Demorámos menos de um ano, desde a identificação do vírus SARS-CoV-2, a desenvolver uma vacina. Por comparação, foram precisos 43 anos para termos a vacina do ébola e 13 para a da hepatite B. Este é um facto do qual nos devemos orgulhar. Alcançámos um feito extraordinário, em resultado de um nível de preparação muito superior. E fizemo-lo principalmente graças ao investimento em ciência fundamental.
A vacina da BioNTech é um exemplo importante. A tecnologia envolvida, não inicialmente voltada para um fim específico, foi financiada pelos programas europeus de ciência e inovação e, numa última fase, por bolsas do European Research Council (ERC) do Horizonte 2020. Investimos em conhecimento puro e isso proporcionou-nos o caminho para a solução. Mesmo antes de sabermos que precisaríamos de uma. Julgo que já não será necessária mais nenhuma prova da importância do investimento em investigação cientifica, em todos os seus patamares.
No entanto, a nossa resposta à covid-19 também nos mostrou que há muitos outros domínios que precisam de melhorias. No caso da Europa, precisamos desde logo de ampliar as nossas capacidades. Não esqueçamos que, embora a União Europeia tenha financiado originalmente a BioNTech, esta precisou de se associar a uma empresa norte-americana, a Pfizer, para poder dar o passo seguinte.
A Europa precisa de ser mais eficaz a transformar o conhecimento em produtos e soluções, bem como a levá-los rapidamente aos cidadãos. Precisa de um ecossistema bem preparado para a inovação na saúde, sustentado por sólidos investimentos, pela eliminação de barreiras burocráticas e pelo combate à fragmentação do mercado.
Este é o momento certo para construirmos uma verdadeira união europeia da saúde. Uma união com mais cooperação na investigação científica, tanto a nível interno como com o resto do mundo, e com níveis de coordenação muito superiores.

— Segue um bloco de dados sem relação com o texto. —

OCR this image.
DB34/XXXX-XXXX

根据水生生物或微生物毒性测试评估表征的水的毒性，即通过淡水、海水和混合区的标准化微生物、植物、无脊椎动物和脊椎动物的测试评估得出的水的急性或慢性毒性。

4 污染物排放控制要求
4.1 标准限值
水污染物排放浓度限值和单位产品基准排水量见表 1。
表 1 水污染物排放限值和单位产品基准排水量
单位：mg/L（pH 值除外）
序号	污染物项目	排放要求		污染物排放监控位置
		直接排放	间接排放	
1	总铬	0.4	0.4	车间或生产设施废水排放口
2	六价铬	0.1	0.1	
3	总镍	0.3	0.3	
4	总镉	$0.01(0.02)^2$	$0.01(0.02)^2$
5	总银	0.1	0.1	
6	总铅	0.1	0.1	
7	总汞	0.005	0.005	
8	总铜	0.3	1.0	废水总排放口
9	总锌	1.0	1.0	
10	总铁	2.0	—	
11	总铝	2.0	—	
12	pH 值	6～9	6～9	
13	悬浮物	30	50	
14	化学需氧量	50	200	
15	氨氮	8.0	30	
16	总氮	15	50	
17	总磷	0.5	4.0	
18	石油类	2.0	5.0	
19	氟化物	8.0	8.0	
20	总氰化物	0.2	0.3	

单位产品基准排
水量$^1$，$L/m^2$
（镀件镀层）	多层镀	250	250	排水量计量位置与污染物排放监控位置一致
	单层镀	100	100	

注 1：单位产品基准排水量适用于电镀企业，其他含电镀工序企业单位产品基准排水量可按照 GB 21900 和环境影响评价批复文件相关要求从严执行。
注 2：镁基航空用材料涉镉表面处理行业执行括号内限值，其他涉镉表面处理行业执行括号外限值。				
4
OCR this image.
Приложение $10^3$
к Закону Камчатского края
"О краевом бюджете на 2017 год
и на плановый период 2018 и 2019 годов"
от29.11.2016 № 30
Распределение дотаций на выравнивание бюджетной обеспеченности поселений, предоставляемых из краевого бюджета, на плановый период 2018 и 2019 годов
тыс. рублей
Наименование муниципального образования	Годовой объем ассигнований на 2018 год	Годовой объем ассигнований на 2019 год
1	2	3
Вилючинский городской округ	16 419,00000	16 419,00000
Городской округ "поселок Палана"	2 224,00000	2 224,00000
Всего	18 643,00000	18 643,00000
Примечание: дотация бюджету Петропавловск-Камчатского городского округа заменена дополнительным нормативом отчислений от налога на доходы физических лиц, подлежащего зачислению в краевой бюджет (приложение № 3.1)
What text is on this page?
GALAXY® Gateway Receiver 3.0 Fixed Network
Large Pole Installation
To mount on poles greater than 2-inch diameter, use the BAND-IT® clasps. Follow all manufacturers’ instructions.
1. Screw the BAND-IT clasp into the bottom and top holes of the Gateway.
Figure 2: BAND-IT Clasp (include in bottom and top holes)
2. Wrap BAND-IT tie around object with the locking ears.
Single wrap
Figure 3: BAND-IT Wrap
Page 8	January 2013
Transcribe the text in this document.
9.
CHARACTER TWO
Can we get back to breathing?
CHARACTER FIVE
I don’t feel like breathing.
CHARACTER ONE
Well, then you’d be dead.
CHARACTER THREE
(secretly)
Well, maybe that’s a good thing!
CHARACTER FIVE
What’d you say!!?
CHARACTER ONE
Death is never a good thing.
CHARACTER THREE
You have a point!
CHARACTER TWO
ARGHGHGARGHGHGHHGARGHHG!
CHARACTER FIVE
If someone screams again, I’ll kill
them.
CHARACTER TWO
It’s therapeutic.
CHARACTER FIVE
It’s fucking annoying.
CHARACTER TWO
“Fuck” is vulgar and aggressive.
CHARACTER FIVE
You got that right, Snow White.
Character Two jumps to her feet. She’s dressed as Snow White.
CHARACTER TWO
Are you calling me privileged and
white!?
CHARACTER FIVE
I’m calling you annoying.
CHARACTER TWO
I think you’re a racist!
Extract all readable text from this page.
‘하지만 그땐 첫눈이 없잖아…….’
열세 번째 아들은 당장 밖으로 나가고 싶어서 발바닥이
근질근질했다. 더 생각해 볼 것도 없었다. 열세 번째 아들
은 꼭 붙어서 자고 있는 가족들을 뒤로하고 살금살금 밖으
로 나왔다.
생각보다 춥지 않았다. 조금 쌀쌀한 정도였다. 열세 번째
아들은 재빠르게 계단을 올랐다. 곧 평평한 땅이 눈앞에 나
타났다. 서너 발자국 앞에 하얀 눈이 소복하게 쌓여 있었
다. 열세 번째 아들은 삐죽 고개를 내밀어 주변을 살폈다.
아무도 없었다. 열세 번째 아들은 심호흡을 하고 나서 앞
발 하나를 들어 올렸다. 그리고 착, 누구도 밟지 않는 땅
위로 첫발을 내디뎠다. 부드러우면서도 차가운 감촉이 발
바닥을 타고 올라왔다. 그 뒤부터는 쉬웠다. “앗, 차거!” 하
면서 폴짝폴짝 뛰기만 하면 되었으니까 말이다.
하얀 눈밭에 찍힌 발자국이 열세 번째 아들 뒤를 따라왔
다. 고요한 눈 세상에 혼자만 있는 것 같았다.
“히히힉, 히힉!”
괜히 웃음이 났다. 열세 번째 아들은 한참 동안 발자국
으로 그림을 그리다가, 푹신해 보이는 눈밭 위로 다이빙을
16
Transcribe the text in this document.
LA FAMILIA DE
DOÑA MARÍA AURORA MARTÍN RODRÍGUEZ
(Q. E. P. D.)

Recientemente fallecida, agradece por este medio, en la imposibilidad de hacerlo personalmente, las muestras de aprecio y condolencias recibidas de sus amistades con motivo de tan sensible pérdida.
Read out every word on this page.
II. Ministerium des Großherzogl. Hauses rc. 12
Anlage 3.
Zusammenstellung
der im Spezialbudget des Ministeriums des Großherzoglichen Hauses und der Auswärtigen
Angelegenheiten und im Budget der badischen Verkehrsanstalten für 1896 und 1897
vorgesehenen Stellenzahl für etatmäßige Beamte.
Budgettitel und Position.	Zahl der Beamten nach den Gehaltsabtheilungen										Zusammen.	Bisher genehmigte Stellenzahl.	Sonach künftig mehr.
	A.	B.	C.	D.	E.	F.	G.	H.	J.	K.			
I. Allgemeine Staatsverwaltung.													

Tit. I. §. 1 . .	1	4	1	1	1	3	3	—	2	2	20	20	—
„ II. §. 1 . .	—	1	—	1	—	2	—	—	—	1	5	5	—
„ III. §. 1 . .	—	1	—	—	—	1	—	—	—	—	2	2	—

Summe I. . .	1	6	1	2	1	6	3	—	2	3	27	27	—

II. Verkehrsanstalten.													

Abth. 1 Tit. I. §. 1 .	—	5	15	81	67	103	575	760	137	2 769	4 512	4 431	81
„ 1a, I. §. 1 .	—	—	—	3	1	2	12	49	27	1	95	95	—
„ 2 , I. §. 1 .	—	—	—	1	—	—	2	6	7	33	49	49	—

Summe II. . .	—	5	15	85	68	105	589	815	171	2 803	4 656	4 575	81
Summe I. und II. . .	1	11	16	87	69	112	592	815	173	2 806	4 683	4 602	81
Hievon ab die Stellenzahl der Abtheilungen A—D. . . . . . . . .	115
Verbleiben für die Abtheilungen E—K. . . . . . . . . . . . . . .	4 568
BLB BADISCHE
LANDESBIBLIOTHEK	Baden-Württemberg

Entre os diferentes projetos de investigação e entre a ciência e os próprios sistemas de saúde.
A anunciada Agência Europeia de Preparação e Resposta a Emergências de Saúde (HERA) é um passo na direção certa. Pessoalmente, espero que, no futuro, esta seja uma entidade voltada para mais do que preparar e lidar com a resposta a crises específicas. Deverá também funcionar como uma verdadeira Agência Europeia de Investigação e Desenvolvimento Biomédico, para promover a cooperação nesta área. Existem muitos outros desafios de saúde compartilhados por todos os Estados-membros e devem ser enfrentados com estratégias comuns.
A cooperação público-privada é também uma frente muito importante. Mais uma vez, as vacinas da covid-19 desenvolvidas na Europa só foram possíveis graças a níveis sem precedentes de cooperação entre estes setores. E esse impulso não deve ser desperdiçado. Estou particularmente envolvida com este assunto, sendo relatora pelo Parlamento Europeu de duas parcerias europeias na área da saúde, a Innovative Health Initiative e a Global Health, e a minha meta é ajudar a criar condições para que estas sejam acessíveis a cada vez mais parceiros e tenham cada vez mais impacto.
Os dados de saúde são outro grande problema na União Europeia. Simplesmente não temos sistemas eficientes para recolher e partilhar a informação, tanto a nível nacional como em toda a UE. Em Portugal, por exemplo, um dos problemas que hoje enfrentamos é como lidar com a informação fornecida pelos cidadãos que fazem o autoteste para o coronavírus. Não temos uma instituição centralizada para a reunir. Em vez disso, existem diferentes autoridades, com diferentes métodos e registos. Quando trazemos esse problema para a escala europeia, os desafios são ainda maiores.
No final, no conjunto das politicas europeias para a saúde, o nosso objetivo deve ser desenvolver o conhecimento e usá-lo para fornecer soluções acessíveis, económicas e eficientes para todos os nossos cidadãos.